Family history is particularly important since women with a familial history of heart disease are three times more likely to suffer a heart attack and five times more likely to die from heart disease. Heart disease generally develops about ten years earlier in men than in women.
Because other heart disease risk factors, such as hypertension and obesity, also run in families, it’s sometimes difficult to determine exactly how family influences the development of heart disease independent of other related risk factors.
Researchers at the University of Leicester in England have come closer to unlocking how family history influences the development of heart disease.
Led by principal investigator Dr. Maciej Tomaszewski, senior university lecturer in cardiovascular science, researchers examined DNA from more than 3,200 participants.

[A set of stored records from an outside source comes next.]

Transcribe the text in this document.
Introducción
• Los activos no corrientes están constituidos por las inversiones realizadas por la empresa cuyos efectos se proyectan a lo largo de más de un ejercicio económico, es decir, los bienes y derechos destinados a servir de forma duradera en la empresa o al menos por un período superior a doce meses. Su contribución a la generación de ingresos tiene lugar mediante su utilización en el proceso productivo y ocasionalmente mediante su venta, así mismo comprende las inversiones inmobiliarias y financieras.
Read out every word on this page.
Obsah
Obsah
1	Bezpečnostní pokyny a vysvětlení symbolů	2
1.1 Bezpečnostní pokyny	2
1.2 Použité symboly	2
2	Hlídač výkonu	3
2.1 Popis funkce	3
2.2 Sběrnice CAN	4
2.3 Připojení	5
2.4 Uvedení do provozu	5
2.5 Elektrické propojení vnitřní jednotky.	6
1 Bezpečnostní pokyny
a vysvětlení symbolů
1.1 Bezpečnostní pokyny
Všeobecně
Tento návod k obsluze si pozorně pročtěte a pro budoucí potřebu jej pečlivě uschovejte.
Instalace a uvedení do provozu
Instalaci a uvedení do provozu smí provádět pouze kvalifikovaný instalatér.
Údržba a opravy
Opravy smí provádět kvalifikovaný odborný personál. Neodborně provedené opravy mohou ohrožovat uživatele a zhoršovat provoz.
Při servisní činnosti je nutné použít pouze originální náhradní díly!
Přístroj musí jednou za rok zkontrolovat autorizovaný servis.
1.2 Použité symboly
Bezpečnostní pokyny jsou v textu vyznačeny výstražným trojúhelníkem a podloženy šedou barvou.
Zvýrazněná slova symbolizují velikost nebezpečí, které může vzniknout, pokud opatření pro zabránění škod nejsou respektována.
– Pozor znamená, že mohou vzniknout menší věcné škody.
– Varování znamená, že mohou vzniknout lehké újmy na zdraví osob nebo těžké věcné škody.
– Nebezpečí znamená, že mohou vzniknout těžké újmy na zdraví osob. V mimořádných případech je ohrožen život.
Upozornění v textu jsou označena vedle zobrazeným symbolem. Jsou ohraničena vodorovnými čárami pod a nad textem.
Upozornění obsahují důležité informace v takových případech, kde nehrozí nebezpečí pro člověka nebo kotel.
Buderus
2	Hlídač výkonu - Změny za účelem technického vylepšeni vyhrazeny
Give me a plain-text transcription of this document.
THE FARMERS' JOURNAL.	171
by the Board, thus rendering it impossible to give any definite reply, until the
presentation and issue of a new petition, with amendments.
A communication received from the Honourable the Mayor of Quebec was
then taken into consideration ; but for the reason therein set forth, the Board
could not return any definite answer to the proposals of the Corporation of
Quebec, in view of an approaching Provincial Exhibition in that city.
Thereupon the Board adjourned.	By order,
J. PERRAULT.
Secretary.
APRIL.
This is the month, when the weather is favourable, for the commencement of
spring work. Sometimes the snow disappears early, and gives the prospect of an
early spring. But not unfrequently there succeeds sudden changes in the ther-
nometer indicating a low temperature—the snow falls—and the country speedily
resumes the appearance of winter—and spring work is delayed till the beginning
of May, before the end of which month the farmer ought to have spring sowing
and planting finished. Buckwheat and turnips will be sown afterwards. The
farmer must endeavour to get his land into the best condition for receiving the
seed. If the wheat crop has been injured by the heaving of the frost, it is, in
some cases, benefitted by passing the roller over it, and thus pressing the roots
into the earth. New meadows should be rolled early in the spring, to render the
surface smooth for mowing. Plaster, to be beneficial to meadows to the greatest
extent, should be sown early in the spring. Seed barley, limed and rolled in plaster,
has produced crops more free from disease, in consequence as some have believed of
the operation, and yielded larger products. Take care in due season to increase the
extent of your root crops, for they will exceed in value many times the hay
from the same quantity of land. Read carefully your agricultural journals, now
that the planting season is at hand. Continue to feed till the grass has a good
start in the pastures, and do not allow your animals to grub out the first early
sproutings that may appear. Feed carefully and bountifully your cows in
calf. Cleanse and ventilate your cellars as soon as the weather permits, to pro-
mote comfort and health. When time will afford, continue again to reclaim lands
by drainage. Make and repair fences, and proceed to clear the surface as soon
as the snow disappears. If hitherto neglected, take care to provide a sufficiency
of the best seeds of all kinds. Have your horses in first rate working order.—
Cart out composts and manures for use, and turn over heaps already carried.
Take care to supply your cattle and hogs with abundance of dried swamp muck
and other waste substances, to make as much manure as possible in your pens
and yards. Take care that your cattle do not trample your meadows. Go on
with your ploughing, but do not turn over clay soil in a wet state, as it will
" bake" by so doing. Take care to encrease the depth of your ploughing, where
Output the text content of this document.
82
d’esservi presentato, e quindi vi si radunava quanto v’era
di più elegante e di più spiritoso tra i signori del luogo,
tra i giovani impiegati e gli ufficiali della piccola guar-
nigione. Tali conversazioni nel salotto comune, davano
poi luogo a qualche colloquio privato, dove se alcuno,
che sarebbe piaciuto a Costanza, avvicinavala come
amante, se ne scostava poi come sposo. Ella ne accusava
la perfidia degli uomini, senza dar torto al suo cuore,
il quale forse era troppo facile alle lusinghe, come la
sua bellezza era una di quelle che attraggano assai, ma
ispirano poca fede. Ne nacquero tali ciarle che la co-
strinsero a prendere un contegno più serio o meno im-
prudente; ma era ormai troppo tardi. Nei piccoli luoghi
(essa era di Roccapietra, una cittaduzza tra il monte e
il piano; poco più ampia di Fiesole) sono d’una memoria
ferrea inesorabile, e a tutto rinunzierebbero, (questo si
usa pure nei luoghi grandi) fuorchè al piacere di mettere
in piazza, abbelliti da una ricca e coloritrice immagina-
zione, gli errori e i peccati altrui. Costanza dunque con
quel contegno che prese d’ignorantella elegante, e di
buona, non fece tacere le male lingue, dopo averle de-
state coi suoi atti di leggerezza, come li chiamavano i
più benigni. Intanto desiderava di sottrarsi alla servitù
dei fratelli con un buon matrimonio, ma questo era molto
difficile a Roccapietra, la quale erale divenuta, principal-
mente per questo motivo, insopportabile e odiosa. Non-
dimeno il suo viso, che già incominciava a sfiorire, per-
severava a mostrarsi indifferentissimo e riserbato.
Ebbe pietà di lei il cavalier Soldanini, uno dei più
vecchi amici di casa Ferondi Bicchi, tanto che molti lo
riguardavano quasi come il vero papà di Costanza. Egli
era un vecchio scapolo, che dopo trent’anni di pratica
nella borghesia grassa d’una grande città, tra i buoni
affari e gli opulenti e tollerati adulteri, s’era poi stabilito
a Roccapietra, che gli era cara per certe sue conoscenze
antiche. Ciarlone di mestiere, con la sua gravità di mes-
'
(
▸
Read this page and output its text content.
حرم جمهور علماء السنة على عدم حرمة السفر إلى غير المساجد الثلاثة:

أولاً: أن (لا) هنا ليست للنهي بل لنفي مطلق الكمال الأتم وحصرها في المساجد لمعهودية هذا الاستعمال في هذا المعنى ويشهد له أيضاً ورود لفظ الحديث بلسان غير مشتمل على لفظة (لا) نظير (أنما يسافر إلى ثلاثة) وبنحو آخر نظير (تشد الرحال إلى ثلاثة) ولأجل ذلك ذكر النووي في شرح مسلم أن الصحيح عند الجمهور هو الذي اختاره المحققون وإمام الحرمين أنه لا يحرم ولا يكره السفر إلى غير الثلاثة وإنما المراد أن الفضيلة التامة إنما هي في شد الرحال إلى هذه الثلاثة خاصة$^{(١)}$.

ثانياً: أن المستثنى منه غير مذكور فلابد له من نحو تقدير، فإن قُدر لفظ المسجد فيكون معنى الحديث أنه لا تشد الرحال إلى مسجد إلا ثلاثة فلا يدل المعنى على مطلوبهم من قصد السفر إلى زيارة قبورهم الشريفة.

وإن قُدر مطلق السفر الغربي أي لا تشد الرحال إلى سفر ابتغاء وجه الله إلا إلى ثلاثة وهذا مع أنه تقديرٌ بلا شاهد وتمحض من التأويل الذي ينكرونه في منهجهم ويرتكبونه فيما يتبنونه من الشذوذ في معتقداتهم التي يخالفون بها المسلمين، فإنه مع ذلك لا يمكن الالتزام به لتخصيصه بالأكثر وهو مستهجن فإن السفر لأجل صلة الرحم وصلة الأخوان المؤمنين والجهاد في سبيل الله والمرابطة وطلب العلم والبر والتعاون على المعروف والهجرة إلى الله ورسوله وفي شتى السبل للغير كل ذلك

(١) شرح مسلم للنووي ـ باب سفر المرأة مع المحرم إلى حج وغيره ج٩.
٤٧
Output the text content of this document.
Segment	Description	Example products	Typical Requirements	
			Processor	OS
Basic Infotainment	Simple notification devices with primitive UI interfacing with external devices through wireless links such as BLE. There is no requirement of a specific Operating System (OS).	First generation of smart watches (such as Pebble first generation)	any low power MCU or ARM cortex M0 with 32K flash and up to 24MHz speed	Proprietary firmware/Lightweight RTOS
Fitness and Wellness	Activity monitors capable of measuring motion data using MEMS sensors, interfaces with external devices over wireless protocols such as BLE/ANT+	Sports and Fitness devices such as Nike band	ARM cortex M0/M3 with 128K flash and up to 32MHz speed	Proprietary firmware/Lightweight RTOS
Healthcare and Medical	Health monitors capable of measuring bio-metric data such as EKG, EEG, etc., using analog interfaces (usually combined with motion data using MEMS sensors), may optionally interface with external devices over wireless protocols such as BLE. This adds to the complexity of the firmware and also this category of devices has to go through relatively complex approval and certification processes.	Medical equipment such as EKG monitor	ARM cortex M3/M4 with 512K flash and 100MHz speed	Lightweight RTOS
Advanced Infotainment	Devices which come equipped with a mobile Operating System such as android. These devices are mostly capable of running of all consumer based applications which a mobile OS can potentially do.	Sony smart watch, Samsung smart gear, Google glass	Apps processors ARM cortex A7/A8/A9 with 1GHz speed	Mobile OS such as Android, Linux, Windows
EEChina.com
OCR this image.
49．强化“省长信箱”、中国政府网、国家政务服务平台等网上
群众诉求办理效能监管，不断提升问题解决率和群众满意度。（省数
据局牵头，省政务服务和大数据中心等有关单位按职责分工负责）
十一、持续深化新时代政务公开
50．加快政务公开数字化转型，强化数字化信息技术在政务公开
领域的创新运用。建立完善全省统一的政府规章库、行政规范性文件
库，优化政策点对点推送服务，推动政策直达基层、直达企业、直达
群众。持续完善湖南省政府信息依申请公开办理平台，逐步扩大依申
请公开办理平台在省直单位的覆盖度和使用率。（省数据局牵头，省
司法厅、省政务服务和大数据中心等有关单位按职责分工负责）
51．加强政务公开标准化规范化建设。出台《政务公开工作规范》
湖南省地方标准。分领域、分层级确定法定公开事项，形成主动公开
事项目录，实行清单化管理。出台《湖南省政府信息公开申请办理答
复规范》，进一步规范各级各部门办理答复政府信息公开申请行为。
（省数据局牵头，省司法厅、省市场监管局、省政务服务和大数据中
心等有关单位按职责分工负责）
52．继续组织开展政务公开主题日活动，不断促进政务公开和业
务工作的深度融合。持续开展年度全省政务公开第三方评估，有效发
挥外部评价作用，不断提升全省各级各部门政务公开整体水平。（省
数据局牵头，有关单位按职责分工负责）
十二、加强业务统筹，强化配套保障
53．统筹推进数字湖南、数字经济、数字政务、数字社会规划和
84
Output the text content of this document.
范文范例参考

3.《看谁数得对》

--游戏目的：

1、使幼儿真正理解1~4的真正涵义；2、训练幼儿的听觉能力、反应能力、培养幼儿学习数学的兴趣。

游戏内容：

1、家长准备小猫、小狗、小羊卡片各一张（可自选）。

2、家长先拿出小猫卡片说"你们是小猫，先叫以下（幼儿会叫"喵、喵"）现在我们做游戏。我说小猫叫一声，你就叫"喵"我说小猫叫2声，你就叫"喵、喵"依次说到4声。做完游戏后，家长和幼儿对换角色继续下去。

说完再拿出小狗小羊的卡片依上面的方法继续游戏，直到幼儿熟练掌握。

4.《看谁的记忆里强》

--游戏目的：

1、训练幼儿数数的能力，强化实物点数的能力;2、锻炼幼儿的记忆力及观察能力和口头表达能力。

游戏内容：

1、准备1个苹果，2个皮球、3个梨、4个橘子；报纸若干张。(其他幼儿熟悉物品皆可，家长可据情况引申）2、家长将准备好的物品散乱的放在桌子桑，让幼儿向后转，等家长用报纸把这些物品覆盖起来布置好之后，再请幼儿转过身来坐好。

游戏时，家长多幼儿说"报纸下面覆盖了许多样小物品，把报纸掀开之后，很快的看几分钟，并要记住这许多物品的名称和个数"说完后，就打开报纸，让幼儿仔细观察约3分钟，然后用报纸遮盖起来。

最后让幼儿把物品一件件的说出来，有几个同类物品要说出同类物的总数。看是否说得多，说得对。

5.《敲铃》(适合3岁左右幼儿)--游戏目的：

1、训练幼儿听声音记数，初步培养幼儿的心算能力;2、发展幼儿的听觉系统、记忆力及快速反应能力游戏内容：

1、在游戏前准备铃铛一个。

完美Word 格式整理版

All participants were male and were part of either the British Heart Foundation Family Heart Study (BHF-FHS), West of Scotland Coronary Prevention Study (WOSCOPS), or the Cardiogenics Study. Researchers found that the majority – 90 percent – all possessed a variation on the male Y chromosome that fell into one of two groups: haplogroup I or haplogroup R1b1b2.
Those with a Y chromosome variation falling into haplogroup I were found to have a 50 percent greater incident of heart disease. Approximately 20 percent of those tested fell into the haplogroup I category.
The Y chromosome is generally linked to the determination of sex. One of the interesting findings of the study is the discovery relating to its role in the development of heart disease.